Personal details
- Born: Fukase Sadayuki (深瀬 貞之) 1834 Hakodate, Matsumae Domain, Japan
- Died: December 23, 1905 (aged 70–71) Hakodate, Hokkaido, Japan

= Fukase Yōshun =

Japanese physician and vaccinologist

Fukase Yōshun (深瀬 洋春) was a Japanese physician and vaccinologist.

==Biography==
Fukase Yōshun was born in Hakodate as the eldest son of Fukase Kōsai Kazumoto (深瀬 鴻斉 一甫), a medical expert originally from the Yonezawa Domain in Dewa Province who moved to Hakodate in order to open a medical practice. Fukase Yōshun's brother, Fukase Kōdō (深瀬 鴻堂), became the second director of the Hakodate Medical Center (箱館医学所, Hakodate igakujo) founded by Kurimoto Jō'un.
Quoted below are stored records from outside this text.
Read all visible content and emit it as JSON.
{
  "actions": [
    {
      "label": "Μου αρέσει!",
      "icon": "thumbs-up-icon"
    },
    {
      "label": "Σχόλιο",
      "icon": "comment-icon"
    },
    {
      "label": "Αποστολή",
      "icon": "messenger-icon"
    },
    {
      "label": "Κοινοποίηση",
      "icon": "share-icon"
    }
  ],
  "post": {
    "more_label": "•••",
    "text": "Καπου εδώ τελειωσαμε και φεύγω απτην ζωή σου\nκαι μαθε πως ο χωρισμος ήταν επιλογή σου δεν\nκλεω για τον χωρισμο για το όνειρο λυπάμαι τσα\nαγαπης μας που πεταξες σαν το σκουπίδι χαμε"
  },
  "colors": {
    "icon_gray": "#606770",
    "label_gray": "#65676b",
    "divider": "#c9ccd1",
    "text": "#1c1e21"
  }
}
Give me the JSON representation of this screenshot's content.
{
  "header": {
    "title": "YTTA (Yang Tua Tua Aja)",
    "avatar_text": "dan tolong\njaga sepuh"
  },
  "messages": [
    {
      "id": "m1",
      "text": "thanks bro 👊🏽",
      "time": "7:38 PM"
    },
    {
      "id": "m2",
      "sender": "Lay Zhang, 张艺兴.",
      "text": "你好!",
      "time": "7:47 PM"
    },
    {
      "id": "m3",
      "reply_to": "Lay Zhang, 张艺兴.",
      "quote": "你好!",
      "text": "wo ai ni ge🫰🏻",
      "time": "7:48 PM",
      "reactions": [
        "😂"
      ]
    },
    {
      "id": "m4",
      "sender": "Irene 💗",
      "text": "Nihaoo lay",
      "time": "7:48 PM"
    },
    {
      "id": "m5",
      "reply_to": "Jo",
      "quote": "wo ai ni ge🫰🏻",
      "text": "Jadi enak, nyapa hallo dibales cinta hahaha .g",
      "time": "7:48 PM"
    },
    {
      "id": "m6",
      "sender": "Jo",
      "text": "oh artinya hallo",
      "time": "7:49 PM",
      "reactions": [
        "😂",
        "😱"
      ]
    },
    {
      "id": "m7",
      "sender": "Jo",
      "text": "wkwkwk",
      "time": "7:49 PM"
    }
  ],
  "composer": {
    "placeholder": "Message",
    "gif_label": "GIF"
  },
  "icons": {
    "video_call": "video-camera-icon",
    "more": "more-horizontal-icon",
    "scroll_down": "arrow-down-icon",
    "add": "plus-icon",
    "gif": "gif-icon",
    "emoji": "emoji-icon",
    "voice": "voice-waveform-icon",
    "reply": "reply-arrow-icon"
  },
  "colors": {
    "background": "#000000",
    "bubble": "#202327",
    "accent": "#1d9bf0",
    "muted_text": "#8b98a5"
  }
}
Fukase traveled to Edo to study Western medicine with Satō Takanaka. At the Russian Consulate in Hakodate he studied with a physician named Zalessky (Залесский).

In 1857, alarmed by an epidemic of smallpox spreading rapidly among the Ainu, Abe Masahiro ordered a small team of physicians including Fukase and Kuwata Ryūsai to enter Ezo and carry out compulsory vaccination of the Ainu populace. The team prepared their vaccine from samples of plasma collected from smallpox victims (痘漿, tōshō). Fukase traveled to Karafuto and carried out the first known smallpox vaccinations there.

In his later years, Fukase returned to his hometown of Hakodate and served at the local medical outpost of the Kaitakushi. He died in 1905.